父が帰宅すると、母と姉、そして私の三人が並んで父に正対する。
「はい、今月の給料」と、父は母に給料袋を手渡す
「ご苦労様でした」と、母は給料袋を押し頂く
姉と私も「ご苦労様でした」と、父を労う
給料を持ち帰る父に感謝をし、いつもよりちょっとだけ贅沢な夕餉を食す。それは、エビフライであったり、ホルモン焼きであったり。父も一杯余分に焼酎を飲む。和やかな食卓。

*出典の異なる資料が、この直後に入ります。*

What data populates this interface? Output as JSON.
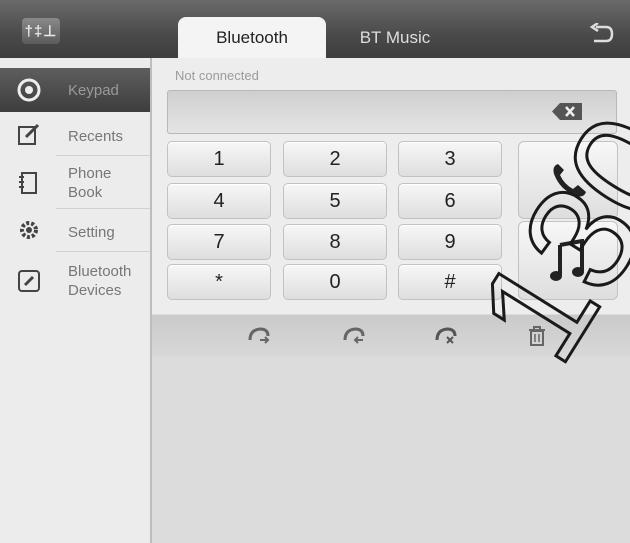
{
  "header": {
    "eq_icon_text": "†‡⊥",
    "tabs": [
      {
        "label": "Bluetooth",
        "active": true
      },
      {
        "label": "BT Music",
        "active": false
      }
    ]
  },
  "sidebar": {
    "items": [
      {
        "label": "Keypad",
        "icon": "keypad-icon",
        "active": true
      },
      {
        "label": "Recents",
        "icon": "recents-icon"
      },
      {
        "label": "Phone\nBook",
        "icon": "phonebook-icon"
      },
      {
        "label": "Setting",
        "icon": "gear-icon"
      },
      {
        "label": "Bluetooth\nDevices",
        "icon": "link-icon"
      }
    ]
  },
  "dialer": {
    "status": "Not connected",
    "number": "",
    "keys": [
      [
        "1",
        "2",
        "3"
      ],
      [
        "4",
        "5",
        "6"
      ],
      [
        "7",
        "8",
        "9"
      ],
      [
        "*",
        "0",
        "#"
      ]
    ]
  },
  "watermark": "130",
  "colors": {
    "topbar": "#4a4a4a",
    "active_tab": "#f4f4f4",
    "sidebar": "#ececec",
    "panel": "#ededed"
  }
}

年に二回のボーナスの日には、ビフテキを食べた。目玉が飛び出るほど美味しかった。
「おねえちゃん、美味しいね」
「美味しいね」
「お母さん、美味しいね」
「そうだね。お父さんのお陰だよ」
「お父さん、また次のボーナスの日もビフテキを食べさせてね」
「あぁ、お前がいい子にしてたら、きっと食べさせてやる」
外食をする習慣がなかった時代、ファミレスもなければ、コンビニもない。母が食事を作ってくれなければ、食べる物がなかった。おやつと言えば味噌を塗ったおにぎりで、ケーキを食べるのは姉と私の誕生日とクリスマスの年三回。
「切干大根は嫌い!」
「おや、そう。じゃあ、これはお母さんがいただくね」
「私にも少し頂戴」と、姉
文句を言うとその日のご飯はなかった。いや、ご飯はあったけど、おかずは無かった。他のおかずは与えられない。白いご飯だけ。それが、我が家の躾だった。
「椎茸は嫌い!」と、姉
「じゃあ、それは僕に頂戴?」
「皆で食べましょうね」と言って、母は野菜の煮付けを皿ごと取り上げる
今度は、姉がご飯だけの晩御飯になる。姉は、父をすがるような目で見るが、母の決定を覆すようなことはしない。しらんぷりをして、焼酎を飲んでいる。
私が子供の頃、父親は一家の大黒柱だった。